Monet's Le Pont du chemin de fer à Argenteuil, an 1873 painting of a railway bridge spanning the Seine near Paris, was bought by an anonymous telephone bidder for a record $41.4 million at Christie's auction in New York on 6 May 2008. The previous record for a Monet painting stood at $36.5 million.[119] A few weeks later, Le bassin aux nymphéas (from the water lilies series) sold at Christie's 24 June 2008 auction in London[120] for £40,921,250 ($80,451,178), nearly doubling the record for the artist.[121] This purchase represented one of the top 20 highest prices paid for a painting at the time.
In October 2013, Monet's paintings L'Eglise de Vétheuil and Le Bassin aux Nympheas became subjects of a legal case in New York against New York-based Vilma Bautista, one-time aide to Imelda Marcos, wife of dictator Ferdinand Marcos,[122] after she sold Le Bassin aux Nympheas for $32 million to a Swiss buyer. The said Monet paintings, along with two others, were acquired by Imelda during her husband's presidency and allegedly bought using the nation's funds. Bautista's lawyer claimed that the aide sold the painting for Imelda but did not have a chance to give her the money. The Philippine government seeks the return of the painting.[122] Le Bassin aux Nympheas, also known as Japanese Footbridge over the Water-Lily Pond at Giverny, is part of Monet's famed Water Lilies series.
A sympathetic portrait of Claude Monet can be found in R. W. Meek's historical fiction novels The Dream Collector, Book I[123] and Book II.[124] Monet's documented attack of hysterical blindness is reimagined and cured through hypnosis by the dream collector, Julie Forette.
Nazi looting
Under the Nazi regime, both in Germany from 1933 and in German-occupied countries until 1945, Jewish art collectors of Monet were robbed by Nazis and their agents. Several of the stolen artworks have been returned to their rightful owners, while others have been the object of court battles. In 2014, during the spectacular discovery of a hidden trove of art in Munich, a Monet that had belonged to a Jewish retail magnate was found in the suitcase of Cornelius Gurlitt, the son of one of Hitler's official dealers of looted art, Hildebrand Gurlitt.[125][126]

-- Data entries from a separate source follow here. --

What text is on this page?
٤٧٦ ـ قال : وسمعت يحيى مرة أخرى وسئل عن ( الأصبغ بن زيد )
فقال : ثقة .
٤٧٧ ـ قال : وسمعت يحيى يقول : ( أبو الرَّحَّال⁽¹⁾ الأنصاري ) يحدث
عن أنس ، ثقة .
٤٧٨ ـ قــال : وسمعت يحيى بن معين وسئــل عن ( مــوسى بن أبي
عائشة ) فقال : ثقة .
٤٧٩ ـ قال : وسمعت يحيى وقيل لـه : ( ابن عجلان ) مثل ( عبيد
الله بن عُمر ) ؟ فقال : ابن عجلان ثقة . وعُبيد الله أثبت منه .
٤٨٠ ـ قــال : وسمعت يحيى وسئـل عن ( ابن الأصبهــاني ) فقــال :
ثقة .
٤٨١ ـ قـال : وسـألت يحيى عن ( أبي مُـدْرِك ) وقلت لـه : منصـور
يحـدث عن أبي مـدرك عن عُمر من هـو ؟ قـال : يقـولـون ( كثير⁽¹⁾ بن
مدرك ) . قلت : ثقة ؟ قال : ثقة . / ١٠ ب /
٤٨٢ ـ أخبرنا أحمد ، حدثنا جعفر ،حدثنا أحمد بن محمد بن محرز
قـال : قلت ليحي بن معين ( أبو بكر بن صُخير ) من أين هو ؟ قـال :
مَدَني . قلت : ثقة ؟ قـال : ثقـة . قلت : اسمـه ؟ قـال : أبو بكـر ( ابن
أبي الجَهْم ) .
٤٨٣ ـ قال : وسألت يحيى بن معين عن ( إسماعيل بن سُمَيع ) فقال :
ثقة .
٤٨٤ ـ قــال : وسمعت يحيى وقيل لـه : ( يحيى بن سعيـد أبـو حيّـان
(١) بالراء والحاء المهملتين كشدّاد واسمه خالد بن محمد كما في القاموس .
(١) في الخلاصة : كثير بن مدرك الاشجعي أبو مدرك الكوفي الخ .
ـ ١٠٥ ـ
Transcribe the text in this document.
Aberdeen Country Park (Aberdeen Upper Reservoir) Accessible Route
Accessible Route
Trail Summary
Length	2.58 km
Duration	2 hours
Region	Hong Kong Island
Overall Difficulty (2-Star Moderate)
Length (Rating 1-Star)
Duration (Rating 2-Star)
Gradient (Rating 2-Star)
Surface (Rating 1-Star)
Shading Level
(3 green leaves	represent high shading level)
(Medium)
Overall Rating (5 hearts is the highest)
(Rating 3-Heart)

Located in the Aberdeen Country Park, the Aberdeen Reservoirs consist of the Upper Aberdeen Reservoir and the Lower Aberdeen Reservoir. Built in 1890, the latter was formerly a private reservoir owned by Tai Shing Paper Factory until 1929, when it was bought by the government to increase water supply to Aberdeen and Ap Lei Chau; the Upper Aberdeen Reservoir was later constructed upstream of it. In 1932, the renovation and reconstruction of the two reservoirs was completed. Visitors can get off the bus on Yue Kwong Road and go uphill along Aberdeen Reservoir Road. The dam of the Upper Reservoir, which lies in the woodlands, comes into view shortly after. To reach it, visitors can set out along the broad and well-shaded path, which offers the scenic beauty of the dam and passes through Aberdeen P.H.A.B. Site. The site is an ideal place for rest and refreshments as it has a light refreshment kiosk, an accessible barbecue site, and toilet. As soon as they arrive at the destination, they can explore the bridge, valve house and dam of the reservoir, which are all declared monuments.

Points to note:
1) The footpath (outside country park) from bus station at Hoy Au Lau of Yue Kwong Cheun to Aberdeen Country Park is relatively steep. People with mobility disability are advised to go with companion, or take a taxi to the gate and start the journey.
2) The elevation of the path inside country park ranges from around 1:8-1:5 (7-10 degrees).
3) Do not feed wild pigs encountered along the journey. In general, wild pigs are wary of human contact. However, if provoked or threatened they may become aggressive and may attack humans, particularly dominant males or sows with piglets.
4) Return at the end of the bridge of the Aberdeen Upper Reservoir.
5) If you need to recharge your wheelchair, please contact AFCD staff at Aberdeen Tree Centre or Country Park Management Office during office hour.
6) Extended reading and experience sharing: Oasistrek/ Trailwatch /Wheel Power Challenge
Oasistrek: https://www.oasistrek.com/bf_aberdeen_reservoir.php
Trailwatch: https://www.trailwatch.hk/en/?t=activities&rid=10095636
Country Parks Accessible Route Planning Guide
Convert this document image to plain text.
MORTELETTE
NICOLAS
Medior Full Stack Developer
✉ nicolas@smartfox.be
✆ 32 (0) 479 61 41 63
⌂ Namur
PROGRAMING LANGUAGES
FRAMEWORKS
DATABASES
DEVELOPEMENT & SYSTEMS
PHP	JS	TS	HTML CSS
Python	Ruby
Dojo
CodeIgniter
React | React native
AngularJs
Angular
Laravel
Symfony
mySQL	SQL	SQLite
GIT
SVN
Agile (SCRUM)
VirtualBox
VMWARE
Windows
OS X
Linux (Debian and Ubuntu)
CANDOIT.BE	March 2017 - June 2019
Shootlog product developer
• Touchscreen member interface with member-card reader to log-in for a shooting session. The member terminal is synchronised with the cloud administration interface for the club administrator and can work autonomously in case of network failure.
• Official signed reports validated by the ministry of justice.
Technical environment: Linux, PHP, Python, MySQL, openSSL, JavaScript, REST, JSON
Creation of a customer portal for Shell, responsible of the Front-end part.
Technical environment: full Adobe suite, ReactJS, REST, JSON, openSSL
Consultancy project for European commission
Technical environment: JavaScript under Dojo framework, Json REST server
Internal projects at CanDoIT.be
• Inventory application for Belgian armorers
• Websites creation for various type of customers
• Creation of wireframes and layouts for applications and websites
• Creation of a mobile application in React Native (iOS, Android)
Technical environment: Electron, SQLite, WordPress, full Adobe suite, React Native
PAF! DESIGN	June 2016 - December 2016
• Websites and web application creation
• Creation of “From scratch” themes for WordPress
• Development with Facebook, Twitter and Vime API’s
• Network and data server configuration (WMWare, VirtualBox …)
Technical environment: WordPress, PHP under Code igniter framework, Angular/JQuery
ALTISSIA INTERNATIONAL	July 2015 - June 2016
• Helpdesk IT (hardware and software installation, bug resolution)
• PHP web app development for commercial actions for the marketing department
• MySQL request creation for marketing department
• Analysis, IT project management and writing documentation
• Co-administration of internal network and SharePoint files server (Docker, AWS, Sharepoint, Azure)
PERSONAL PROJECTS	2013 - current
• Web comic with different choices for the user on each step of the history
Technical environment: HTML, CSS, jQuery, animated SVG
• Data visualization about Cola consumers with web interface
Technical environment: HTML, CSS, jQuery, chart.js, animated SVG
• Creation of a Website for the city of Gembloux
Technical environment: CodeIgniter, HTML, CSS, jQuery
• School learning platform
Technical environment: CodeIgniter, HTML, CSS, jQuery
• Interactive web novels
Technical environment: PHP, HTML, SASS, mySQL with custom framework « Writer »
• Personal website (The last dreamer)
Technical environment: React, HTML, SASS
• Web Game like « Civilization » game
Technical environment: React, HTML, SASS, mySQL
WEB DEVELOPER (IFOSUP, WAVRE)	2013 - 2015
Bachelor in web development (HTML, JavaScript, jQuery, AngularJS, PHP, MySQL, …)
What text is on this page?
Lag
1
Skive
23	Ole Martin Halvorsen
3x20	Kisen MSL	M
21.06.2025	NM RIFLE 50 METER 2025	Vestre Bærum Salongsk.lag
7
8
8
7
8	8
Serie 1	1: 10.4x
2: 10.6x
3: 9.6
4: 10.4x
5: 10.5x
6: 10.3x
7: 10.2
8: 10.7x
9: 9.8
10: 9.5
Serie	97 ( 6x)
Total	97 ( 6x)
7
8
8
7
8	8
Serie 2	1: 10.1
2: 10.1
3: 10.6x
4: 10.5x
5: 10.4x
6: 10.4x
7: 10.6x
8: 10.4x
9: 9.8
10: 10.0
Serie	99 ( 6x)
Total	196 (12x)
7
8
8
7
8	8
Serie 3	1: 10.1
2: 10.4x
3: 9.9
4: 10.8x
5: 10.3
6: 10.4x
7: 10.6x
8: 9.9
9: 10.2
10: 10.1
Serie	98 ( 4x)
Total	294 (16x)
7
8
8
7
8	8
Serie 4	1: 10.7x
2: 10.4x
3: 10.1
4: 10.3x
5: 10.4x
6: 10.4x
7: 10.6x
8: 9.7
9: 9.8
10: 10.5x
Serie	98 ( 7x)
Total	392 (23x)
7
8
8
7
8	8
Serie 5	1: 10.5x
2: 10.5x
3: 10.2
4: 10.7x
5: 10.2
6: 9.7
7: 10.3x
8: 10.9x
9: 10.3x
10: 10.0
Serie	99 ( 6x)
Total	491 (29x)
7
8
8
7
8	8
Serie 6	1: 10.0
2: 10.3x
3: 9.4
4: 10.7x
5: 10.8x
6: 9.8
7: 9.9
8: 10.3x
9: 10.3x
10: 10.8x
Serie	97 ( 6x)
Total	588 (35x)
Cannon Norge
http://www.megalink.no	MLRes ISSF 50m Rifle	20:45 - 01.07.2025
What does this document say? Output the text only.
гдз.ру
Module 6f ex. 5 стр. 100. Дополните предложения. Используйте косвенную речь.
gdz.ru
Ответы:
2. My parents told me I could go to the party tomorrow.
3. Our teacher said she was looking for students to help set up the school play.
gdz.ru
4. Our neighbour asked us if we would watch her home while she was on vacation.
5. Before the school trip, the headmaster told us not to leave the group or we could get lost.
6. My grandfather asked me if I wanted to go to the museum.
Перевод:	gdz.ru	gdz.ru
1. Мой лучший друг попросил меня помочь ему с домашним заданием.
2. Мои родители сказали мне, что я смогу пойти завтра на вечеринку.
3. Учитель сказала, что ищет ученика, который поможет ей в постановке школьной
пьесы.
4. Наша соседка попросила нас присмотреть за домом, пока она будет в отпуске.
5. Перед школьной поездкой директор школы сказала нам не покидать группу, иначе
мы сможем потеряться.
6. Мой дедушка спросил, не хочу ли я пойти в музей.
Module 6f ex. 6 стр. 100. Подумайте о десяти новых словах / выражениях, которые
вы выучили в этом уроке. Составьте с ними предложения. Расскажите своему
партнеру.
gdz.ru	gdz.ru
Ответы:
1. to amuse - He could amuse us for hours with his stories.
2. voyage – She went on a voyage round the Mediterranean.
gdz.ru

Examples of Nazi-looted Monet works include:
- Bord de Mer, purchased by Austrians Adalbert and Hilda Parlagi in 1936. After the Anschluss, they fled in 1938, leaving it in a Vienna warehouse. It resurfaced in France in 2016 and was restored to the Parlagis' granddaughters in 2024.[127]
- Haystacks at Giverny belonged to René Gimpel, a French Jewish art dealer killed in a Nazi concentration camp.[128][129]
- Nymphéas, stolen by Nazis in 1940 from Paul Rosenberg.[130]
- Au Parc Monceau, previously owned by Ludwig Kainer, whose vast collection was looted by the Nazis.[131]
- Le Repos Dans Le Jardin Argenteuil, previously owned by Henry and Maria Newman, stolen from a Berlin bank vault, settlement with the Metropolitan Museum of Art.[132]
- La Seine à Asnières/Les Péniches sur la Seine, formerly owned by Mrs. Fernand Halphen, taken by agents of the German Embassy in Paris on 10 July 1940.[133]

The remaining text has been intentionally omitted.